Let's have a look at the data first.

In [6]:
from pathlib import Path
HOME = Path(os.environ["HOME"])

In [7]:
path = '/data2/nelson_projs/ucsi'
os.listdir(path)

['sample_submission.csv',
 'train.csv',
 'test_images',
 'train_images',
 'models',
 'segmentation_effb5',
 'jit',
 'logs']

We have folders with train and test images, file with train image ids and masks and sample submission.

In [8]:
train = pd.read_csv(f'{path}/train.csv')
sub = pd.read_csv(f'{path}/sample_submission.csv')

In [9]:
train.head()

Unnamed: 0,Image_Label,EncodedPixels
0,0011165.jpg_Fish,264918 937 266318 937 267718 937 269118 937 27...
1,0011165.jpg_Flower,1355565 1002 1356965 1002 1358365 1002 1359765...
2,0011165.jpg_Gravel,
3,0011165.jpg_Sugar,
4,002be4f.jpg_Fish,233813 878 235213 878 236613 878 238010 881 23...


In [10]:
n_train = len(os.listdir(f'{path}/train_images'))
n_test = len(os.listdir(f'{path}/test_images'))
print(f'There are {n_train} images in train dataset')
print(f'There are {n_test} images in test dataset')

There are 5546 images in train dataset
There are 3698 images in test dataset


In [11]:
train['Image_Label'].apply(lambda x: x.split('_')[1]).value_counts()

Sugar     5546
Flower    5546
Fish      5546
Gravel    5546
Name: Image_Label, dtype: int64

So we have ~5.5k images in train dataset and they can have up to 4 masks: Fish, Flower, Gravel and Sugar.

In [12]:
train.loc[train['EncodedPixels'].isnull() == False, 'Image_Label'].apply(lambda x: x.split('_')[1]).value_counts()

Sugar     3751
Gravel    2939
Fish      2781
Flower    2365
Name: Image_Label, dtype: int64

In [13]:
train.loc[train['EncodedPixels'].isnull() == False, 'Image_Label'].apply(lambda x: x.split('_')[0]).value_counts().value_counts()

2    2372
3    1560
1    1348
4     266
Name: Image_Label, dtype: int64

But there are a lot of empty masks.
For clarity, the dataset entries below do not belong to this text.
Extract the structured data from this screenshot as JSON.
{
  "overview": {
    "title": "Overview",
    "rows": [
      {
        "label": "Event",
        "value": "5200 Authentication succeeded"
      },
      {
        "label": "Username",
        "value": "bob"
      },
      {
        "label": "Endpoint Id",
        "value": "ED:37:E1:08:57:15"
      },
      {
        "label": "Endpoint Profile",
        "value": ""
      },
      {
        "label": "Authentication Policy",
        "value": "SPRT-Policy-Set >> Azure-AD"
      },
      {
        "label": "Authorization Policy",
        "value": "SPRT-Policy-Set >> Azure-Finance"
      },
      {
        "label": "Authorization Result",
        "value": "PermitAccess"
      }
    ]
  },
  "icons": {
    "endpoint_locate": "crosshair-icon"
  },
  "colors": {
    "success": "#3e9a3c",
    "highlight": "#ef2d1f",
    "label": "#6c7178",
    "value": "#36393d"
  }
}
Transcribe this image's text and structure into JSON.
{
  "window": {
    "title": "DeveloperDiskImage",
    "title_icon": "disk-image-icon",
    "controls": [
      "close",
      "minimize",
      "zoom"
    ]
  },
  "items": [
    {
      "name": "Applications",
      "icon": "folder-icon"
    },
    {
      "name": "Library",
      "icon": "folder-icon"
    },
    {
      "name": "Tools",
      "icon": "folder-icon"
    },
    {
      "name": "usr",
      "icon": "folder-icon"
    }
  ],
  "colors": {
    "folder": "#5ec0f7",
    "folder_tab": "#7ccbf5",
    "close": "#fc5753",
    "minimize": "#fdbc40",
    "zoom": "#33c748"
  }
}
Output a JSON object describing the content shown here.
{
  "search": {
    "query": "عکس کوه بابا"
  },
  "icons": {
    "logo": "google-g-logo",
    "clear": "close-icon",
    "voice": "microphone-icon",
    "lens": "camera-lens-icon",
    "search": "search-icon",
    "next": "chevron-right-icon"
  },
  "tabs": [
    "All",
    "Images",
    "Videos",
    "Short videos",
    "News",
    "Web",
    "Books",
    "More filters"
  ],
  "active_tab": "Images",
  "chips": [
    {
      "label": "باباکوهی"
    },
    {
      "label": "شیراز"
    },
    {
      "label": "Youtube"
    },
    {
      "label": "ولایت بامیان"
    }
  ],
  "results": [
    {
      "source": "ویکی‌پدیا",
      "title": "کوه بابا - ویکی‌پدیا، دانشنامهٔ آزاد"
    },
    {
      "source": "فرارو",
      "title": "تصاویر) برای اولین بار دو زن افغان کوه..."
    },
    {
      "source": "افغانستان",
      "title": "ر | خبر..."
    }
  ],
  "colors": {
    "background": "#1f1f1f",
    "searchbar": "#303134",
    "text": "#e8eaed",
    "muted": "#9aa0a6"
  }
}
In fact only 266 images have all four masks. It is important to remember this.

In [14]:
train['label'] = train['Image_Label'].apply(lambda x: x.split('_')[1])
train['im_id'] = train['Image_Label'].apply(lambda x: x.split('_')[0])


sub['label'] = sub['Image_Label'].apply(lambda x: x.split('_')[1])
sub['im_id'] = sub['Image_Label'].apply(lambda x: x.split('_')[0])

Let's have a look at the images and the masks.

In [15]:
#fig = plt.figure(figsize=(25, 16))
#for j, im_id in enumerate(np.random.choice(train['im_id'].unique(), 4)):
#    for i, (idx, row) in enumerate(train.loc[train['im_id'] == im_id].iterrows()):
#        ax = fig.add_subplot(5, 4, j * 4 + i + 1, xticks=[], yticks=[])
#        im = Image.open(f"{path}/train_images/{row['Image_Label'].split('_')[0]}")
#        plt.imshow(im)
#       mask_rle = row['EncodedPixels']
#        try: # label might not be there!
#            mask = rle_decode(mask_rle)
#        except:
#            mask = np.zeros((1400, 2100))
#        plt.imshow(mask, alpha=0.5, cmap='gray')
#        ax.set_title(f"Image: {row['Image_Label'].split('_')[0]}. Label: {row['label']}")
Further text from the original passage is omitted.